Les entités en charge de la lutte contre la cybercriminalité à Madagascar sont-elles réellement opérationnelles ? C'est la question que se posent les observateurs. En effet, plus d'un ont fait la constatation de l'utilisation inappropriée des réseaux sociaux par les internautes mais pour l'heure, aucune mesure n'a été prise.

Pour certains, « facebook » est devenu une arme de dénigrement et/ou de déstabilisation. Plusieurs « compte fake » œuvrent ou manœuvrent sur les réseaux sociaux pour lancer des insultes ou publier des « fake news » contre des personnalités politiques ou contre des artistes. Pour le moment, ils peuvent agir en toute impunité.

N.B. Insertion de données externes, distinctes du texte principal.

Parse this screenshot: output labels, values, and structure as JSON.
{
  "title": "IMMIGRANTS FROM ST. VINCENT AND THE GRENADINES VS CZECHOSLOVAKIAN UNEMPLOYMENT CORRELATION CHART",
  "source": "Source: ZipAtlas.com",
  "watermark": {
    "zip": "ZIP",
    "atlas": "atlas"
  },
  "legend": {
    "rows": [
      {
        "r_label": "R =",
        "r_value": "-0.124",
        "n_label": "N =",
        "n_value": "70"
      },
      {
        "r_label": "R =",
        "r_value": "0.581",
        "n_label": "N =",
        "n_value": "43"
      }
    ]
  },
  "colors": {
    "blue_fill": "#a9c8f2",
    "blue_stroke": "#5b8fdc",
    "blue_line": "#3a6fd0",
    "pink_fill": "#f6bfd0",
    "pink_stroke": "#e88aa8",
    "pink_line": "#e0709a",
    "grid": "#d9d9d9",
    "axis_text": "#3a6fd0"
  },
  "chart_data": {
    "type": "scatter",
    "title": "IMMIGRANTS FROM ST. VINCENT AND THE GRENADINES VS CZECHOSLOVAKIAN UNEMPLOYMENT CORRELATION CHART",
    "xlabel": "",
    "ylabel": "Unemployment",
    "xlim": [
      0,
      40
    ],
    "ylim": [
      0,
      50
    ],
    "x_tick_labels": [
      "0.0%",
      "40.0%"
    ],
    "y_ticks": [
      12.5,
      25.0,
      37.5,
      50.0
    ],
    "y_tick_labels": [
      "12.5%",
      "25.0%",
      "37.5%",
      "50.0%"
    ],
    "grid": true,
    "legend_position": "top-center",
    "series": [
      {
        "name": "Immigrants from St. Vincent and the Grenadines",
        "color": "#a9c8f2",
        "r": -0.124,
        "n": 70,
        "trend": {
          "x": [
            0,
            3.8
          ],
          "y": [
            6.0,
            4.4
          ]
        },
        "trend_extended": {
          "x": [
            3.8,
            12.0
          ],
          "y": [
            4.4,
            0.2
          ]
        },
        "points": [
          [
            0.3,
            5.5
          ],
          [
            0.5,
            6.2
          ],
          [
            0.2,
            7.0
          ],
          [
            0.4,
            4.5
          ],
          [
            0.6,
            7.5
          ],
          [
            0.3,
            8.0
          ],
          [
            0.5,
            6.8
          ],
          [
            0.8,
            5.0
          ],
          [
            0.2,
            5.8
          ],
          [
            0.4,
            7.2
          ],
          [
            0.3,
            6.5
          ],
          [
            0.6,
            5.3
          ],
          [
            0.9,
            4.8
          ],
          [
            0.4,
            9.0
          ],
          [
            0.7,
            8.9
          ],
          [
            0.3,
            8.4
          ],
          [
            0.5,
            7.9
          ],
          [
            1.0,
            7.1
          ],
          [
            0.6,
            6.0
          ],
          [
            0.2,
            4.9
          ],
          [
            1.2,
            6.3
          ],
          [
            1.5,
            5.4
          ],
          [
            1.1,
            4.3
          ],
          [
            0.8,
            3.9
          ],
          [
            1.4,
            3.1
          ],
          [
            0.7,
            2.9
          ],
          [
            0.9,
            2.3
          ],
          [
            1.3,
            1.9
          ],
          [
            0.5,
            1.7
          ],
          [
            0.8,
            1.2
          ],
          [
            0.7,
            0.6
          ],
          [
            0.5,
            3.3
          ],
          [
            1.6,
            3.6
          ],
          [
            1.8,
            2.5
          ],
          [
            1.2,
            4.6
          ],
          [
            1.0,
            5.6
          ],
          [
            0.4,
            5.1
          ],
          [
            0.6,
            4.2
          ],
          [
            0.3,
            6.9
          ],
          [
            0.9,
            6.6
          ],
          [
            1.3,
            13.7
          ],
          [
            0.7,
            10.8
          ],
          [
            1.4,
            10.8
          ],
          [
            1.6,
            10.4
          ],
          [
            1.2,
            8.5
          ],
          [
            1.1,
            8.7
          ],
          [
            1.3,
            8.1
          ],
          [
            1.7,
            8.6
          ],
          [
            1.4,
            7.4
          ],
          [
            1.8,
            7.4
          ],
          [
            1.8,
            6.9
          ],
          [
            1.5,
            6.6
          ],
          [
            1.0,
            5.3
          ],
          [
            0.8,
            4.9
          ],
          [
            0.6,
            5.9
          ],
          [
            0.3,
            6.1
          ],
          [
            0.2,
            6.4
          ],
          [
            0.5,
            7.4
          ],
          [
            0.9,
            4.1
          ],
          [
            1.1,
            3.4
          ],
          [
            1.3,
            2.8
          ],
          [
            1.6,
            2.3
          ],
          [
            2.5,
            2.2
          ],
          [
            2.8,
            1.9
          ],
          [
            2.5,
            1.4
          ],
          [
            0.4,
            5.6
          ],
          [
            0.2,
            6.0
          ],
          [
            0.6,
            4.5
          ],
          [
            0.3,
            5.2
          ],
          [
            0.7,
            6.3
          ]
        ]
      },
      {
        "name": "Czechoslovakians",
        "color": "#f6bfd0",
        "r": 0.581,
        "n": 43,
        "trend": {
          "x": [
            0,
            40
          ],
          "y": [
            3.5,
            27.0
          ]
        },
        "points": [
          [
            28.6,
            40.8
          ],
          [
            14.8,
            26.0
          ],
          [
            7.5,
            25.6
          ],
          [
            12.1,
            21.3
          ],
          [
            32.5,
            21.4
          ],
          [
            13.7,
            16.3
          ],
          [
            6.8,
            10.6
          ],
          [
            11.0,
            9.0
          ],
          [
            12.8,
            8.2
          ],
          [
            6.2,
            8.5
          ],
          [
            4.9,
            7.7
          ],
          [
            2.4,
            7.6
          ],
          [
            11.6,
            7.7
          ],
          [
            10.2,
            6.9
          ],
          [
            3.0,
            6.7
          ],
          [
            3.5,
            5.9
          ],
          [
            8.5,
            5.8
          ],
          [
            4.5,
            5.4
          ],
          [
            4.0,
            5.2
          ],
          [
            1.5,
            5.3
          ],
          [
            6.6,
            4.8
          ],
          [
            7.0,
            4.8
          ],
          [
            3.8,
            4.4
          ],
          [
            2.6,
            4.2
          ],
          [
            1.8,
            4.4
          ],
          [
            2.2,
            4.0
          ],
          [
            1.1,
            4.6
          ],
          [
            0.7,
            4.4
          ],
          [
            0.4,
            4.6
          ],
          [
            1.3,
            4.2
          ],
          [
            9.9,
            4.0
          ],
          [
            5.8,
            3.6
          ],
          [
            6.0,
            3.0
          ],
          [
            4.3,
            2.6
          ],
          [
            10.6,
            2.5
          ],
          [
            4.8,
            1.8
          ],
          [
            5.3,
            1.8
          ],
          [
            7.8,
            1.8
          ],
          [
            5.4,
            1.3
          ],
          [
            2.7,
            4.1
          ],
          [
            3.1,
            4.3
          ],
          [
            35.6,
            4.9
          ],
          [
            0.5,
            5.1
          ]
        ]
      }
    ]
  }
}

Pour ne citer que le cas d'un politicien et non moins ancien candidat malheureux à l'élection présidentielle qui ne cesse de proférer des attaques ouvertes contre le président Andry Rajoelina. Résidant à l'étranger et bénéficiant de la nationalité française, cette personnalité se considère intouchable. D'ailleurs, à travers ses vidéos, il affirme bénéficier du soutien des autorités françaises.

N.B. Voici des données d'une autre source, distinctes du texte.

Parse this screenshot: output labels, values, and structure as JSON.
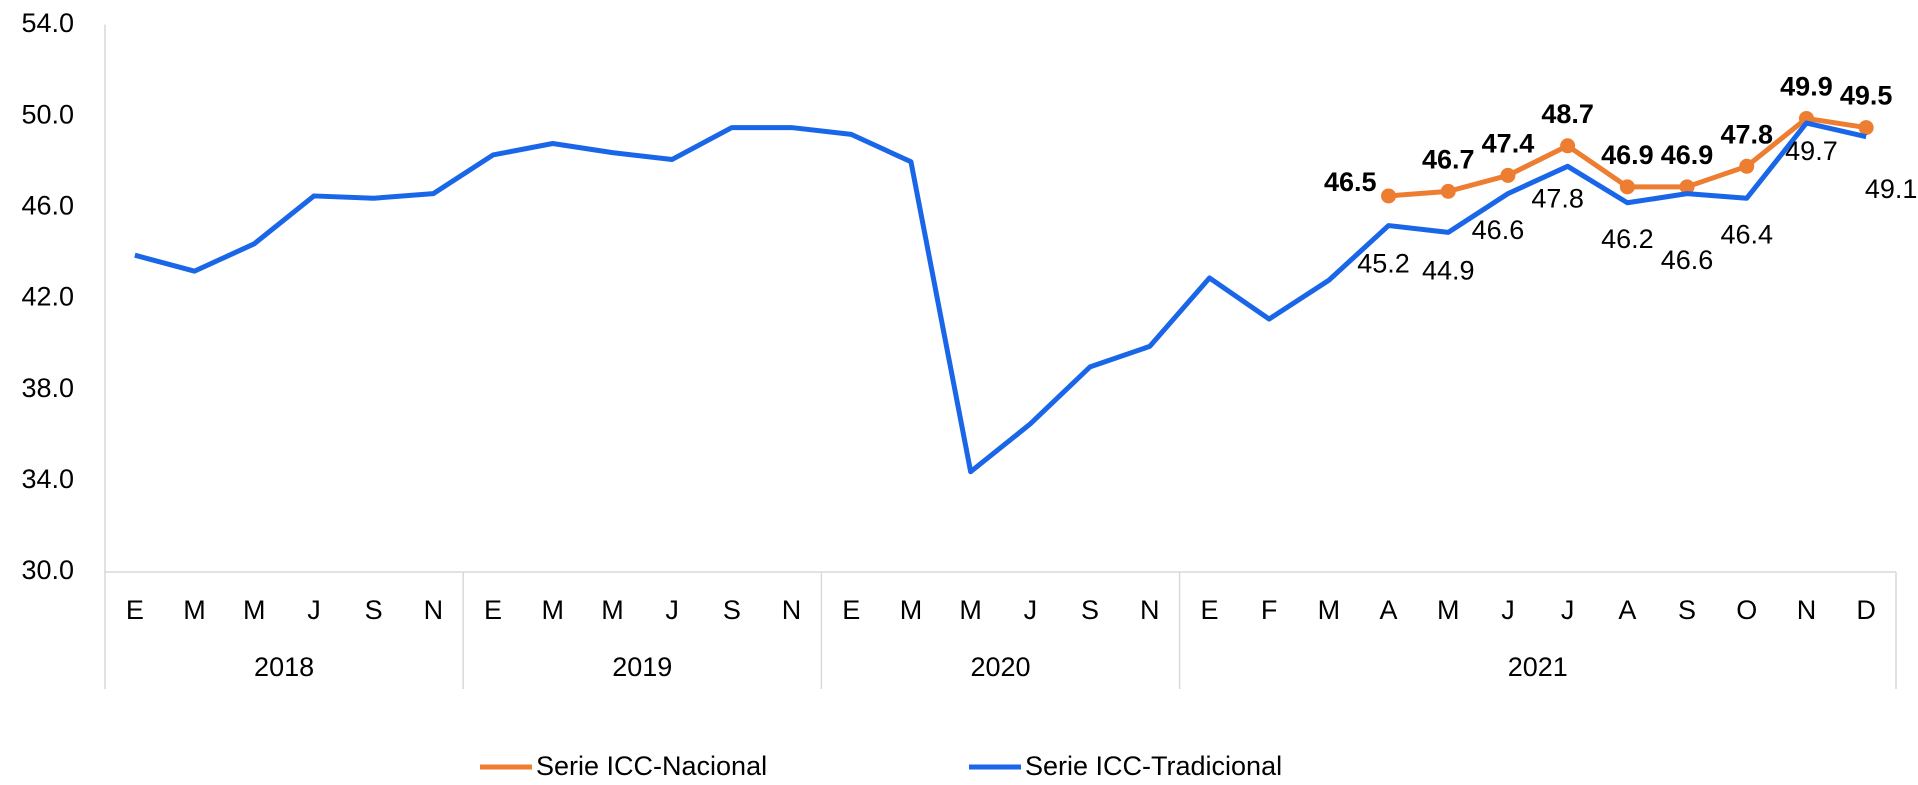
{
  "chart_data": {
    "type": "line",
    "categories": [
      "E",
      "M",
      "M",
      "J",
      "S",
      "N",
      "E",
      "M",
      "M",
      "J",
      "S",
      "N",
      "E",
      "M",
      "M",
      "J",
      "S",
      "N",
      "E",
      "F",
      "M",
      "A",
      "M",
      "J",
      "J",
      "A",
      "S",
      "O",
      "N",
      "D"
    ],
    "groups": [
      {
        "name": "2018",
        "count": 6
      },
      {
        "name": "2019",
        "count": 6
      },
      {
        "name": "2020",
        "count": 6
      },
      {
        "name": "2021",
        "count": 12
      }
    ],
    "series": [
      {
        "name": "Serie ICC-Nacional",
        "color": "#ed7d31",
        "markers": true,
        "values": [
          null,
          null,
          null,
          null,
          null,
          null,
          null,
          null,
          null,
          null,
          null,
          null,
          null,
          null,
          null,
          null,
          null,
          null,
          null,
          null,
          null,
          46.5,
          46.7,
          47.4,
          48.7,
          46.9,
          46.9,
          47.8,
          49.9,
          49.5
        ],
        "value_labels": [
          null,
          null,
          null,
          null,
          null,
          null,
          null,
          null,
          null,
          null,
          null,
          null,
          null,
          null,
          null,
          null,
          null,
          null,
          null,
          null,
          null,
          "46.5",
          "46.7",
          "47.4",
          "48.7",
          "46.9",
          "46.9",
          "47.8",
          "49.9",
          "49.5"
        ]
      },
      {
        "name": "Serie ICC-Tradicional",
        "color": "#1a66e8",
        "markers": false,
        "values": [
          43.9,
          43.2,
          44.4,
          46.5,
          46.4,
          46.6,
          48.3,
          48.8,
          48.4,
          48.1,
          49.5,
          49.5,
          49.2,
          48.0,
          34.4,
          36.5,
          39.0,
          39.9,
          42.9,
          41.1,
          42.8,
          45.2,
          44.9,
          46.6,
          47.8,
          46.2,
          46.6,
          46.4,
          49.7,
          49.1
        ],
        "value_labels": [
          null,
          null,
          null,
          null,
          null,
          null,
          null,
          null,
          null,
          null,
          null,
          null,
          null,
          null,
          null,
          null,
          null,
          null,
          null,
          null,
          null,
          "45.2",
          "44.9",
          "46.6",
          "47.8",
          "46.2",
          "46.6",
          "46.4",
          "49.7",
          "49.1"
        ]
      }
    ],
    "ylim": [
      30,
      54
    ],
    "yticks": [
      {
        "value": 30,
        "label": "30.0"
      },
      {
        "value": 34,
        "label": "34.0"
      },
      {
        "value": 38,
        "label": "38.0"
      },
      {
        "value": 42,
        "label": "42.0"
      },
      {
        "value": 46,
        "label": "46.0"
      },
      {
        "value": 50,
        "label": "50.0"
      },
      {
        "value": 54,
        "label": "54.0"
      }
    ],
    "grid": false,
    "legend": "bottom"
  }
}
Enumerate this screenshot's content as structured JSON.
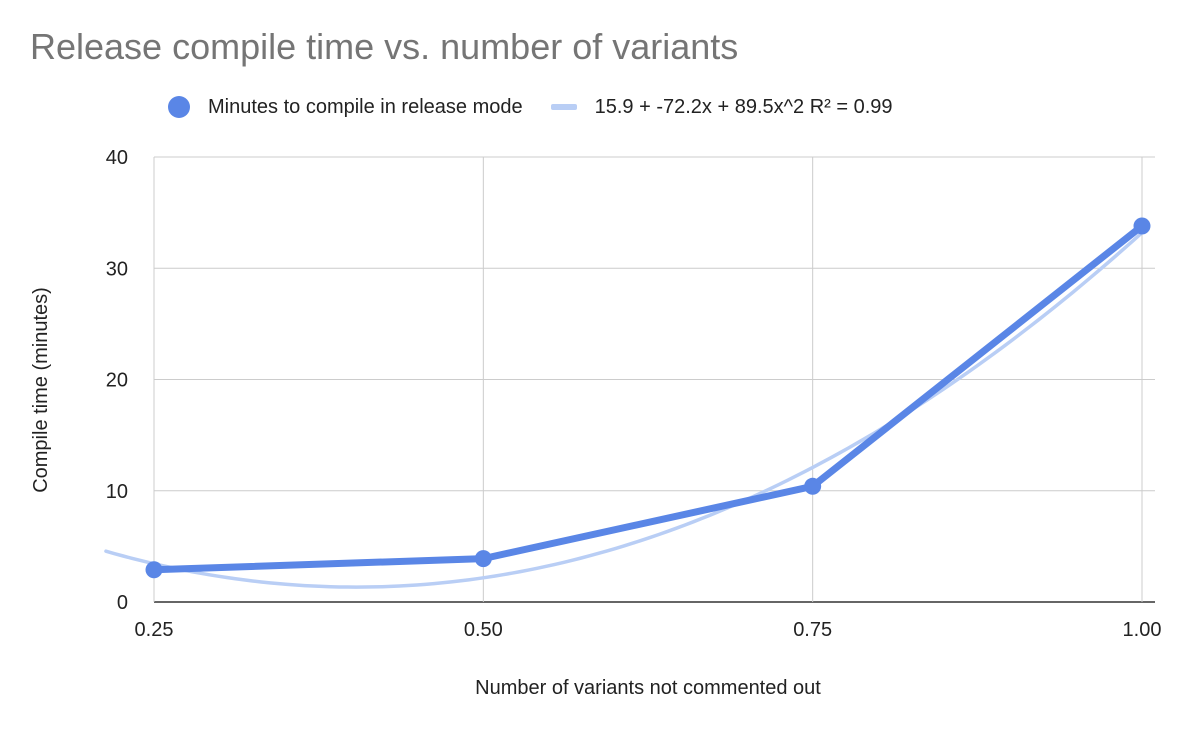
{
  "chart_data": {
    "type": "line",
    "title": "Release compile time vs. number of variants",
    "xlabel": "Number of variants not commented out",
    "ylabel": "Compile time (minutes)",
    "xlim": [
      0.25,
      1.0
    ],
    "ylim": [
      0,
      40
    ],
    "x_ticks": [
      "0.25",
      "0.50",
      "0.75",
      "1.00"
    ],
    "y_ticks": [
      "0",
      "10",
      "20",
      "30",
      "40"
    ],
    "grid": true,
    "legend_position": "top",
    "series": [
      {
        "name": "Minutes to compile in release mode",
        "x": [
          0.25,
          0.5,
          0.75,
          1.0
        ],
        "y": [
          2.9,
          3.9,
          10.4,
          33.8
        ],
        "color": "#5a86e6"
      }
    ],
    "trendline": {
      "name": "15.9 + -72.2x + 89.5x^2 R² = 0.99",
      "type": "polynomial",
      "coefficients": [
        15.9,
        -72.2,
        89.5
      ],
      "color": "#b9cef5"
    }
  }
}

« Complice ». « Moi je peux t'atteindre mais toi tu ne pourras pas m'atteindre là où je suis ». C'est ce genre de message qu'il adresse régulièrement au président de la République. Chaque dimanche, il envoie via son compte « facebook » une vidéo où il lance des accusations contre le Chef de l'Etat, tout en n'avançant aucune preuve. Pas plus tard que dimanche dernier, ce politicien a proféré des insultes et a accusé Andry Rajoelina de meurtrier.

Pour l'heure, les autorités malgaches ne font aucune réaction face à ces attaques. Aucune mesure n'a pas non plus été prise ni au niveau des ministères concernés ni de la part des organes responsables de la lutte contre la cybercriminalité, que ce soit au niveau du ministère de la Communication et de la Culture, qu'au niveau de la Gendarmerie ou de la Police nationale.

La question est donc de savoir si ce silence, que l'on peut considérer de « complice », confirme la véracité des informations véhiculées par l'auteur. Quoiqu'il en soit, l'inaction actuelle des responsables concernés reflète l'existence de failles dans la lutte contre la cybercriminalité.